Показано, что при взаимодействии M.SsoII с 60-звенным ДНК-дуплексом, содержащим регуляторный участок, образуются два специфических комплекса. Один
из них имеет стехиометрию 1:1, в то время как второй состоит из двух субъединиц M.SsoII и одного ДНК-дуплекса. Впервые показано, что в комплексе M.SsoII с регуляторной ДНК остаток Cysl42 в каталитическом центре фермента сближен с ДНК. Предложена структура комплекса M.SsoII с ДНК-дуплексом, содержащим регуляторный участок: N-концевые области белка специфически взаимодействуют с регуляторным участком, а области M.SsoII, ответственные за метилирование, неспецифическим образом связаны с ДНК, фланкирующей регуляторный участок.
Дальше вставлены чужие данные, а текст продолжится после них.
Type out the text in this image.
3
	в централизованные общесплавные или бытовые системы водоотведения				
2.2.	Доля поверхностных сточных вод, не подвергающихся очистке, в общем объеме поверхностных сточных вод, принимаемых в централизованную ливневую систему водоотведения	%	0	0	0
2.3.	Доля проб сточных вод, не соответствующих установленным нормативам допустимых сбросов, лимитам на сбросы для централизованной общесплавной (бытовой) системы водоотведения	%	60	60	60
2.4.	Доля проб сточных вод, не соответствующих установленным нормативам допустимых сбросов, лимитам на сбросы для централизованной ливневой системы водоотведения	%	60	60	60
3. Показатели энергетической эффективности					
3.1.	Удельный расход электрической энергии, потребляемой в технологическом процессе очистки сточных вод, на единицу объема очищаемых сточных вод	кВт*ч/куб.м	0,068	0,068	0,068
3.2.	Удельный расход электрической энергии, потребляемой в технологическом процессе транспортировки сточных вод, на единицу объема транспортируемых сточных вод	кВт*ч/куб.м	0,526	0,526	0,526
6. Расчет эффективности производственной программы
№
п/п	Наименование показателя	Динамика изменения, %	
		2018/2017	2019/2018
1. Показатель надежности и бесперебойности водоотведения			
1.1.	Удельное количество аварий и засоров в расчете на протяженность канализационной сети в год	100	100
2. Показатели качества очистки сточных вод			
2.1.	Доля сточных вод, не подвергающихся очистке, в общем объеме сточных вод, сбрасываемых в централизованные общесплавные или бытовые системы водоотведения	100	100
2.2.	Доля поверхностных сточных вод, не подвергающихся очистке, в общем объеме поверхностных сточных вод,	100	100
По-видимому, связывание области, ответственной за метилирование, с ДНК в непосредственной близости от регуляторного участка придает дополнительную стабильность этому комплексу.
Впервые показано, что метилтрансферазная и регуляторная активности M.SsoII являются взаимоисключающими: комплексообразование этого белка с регуляторным участком предотвращает его связывание с участком метилирования. Изучение кинетики взаимодействия M.SsoII с ДНК-лигандами свидетельствует о том, что связывание этого белка с участком метилирования происходит значительно быстрее, чем с регуляторным участком. Проведена теоретическая оценка числа участков метилирования и числа регуляторных участков в ДНК клетки. Эффективное метилирование клеточной ДНК обеспечивается M.SsoII за счет большей скорости связывания с участком метилирования и за счет значительного избытка участков метилирования относительно регуляторных участков.
Полученные в настоящей работе данные о свойствах M.SsoII расширяют знания о бактериальных системах Р-М, позволяют понять особенности поведения МТаз как транскрипционных факторов и могут быть использованы для конструирования новых регуляторных белков. Так как ответственные за метилирование домены С5-цитозиновых ДНК-МТаз из разных источников имеют сходную первичную структуру и для них постулирован единый механизм метилирования ДНК, результаты исследования могут быть использованы для объяснения механизмов взаимодействия эукариотических МТаз с ДНК.
Публикации и апробация работы. По материалам диссертации опубликовано 3 статьи в российском и международных периодических изданиях. Результаты были представлены на IV-ом съезде Российского общества биохимиков и молекулярных биологов (Новосибирск, Россия, май 2008 г.), на конференциях «Ломоносов-2009» (Москва, Россия, апрель 2009 г.), «Ломоносов-2010» (Москва, Россия, апрель 2010 г.), «IV Slovak Biophysical Symposium» (Модра-Гармония, Словакия, апрель 2010 г.), «Workshop "Enzymes and enzyme complexes acting on nucleic acids" of the International Research Training Group Gierjen/Marburg-Moscow (DFG/RFBR-funded)» (Вильнюс, Литва, май 2010 г.), «6th New England Biolabs Meeting on Restriction/Modification» (Бремен, Германия, август 2010 г.) и «Химия в молекулярной биологии» (Москва, Россия, декабрь 2011 г.).
Структура и объем диссертационной работы. Диссертация изложена на 193 страницах машинописного текста и содержит следующие разделы: введение, обзор литературы (посвящен структурно-функциональной характеристике доменов, входящих в состав С5-цитозиновых ДНК-метилтрансфераз), обсуждение результатов, экспериментальную часть, выводы и список литературы. Материал иллюстрирован 76 рисунками и 18 таблицами. Библиографический указатель включает в себя 333 цитированных работы.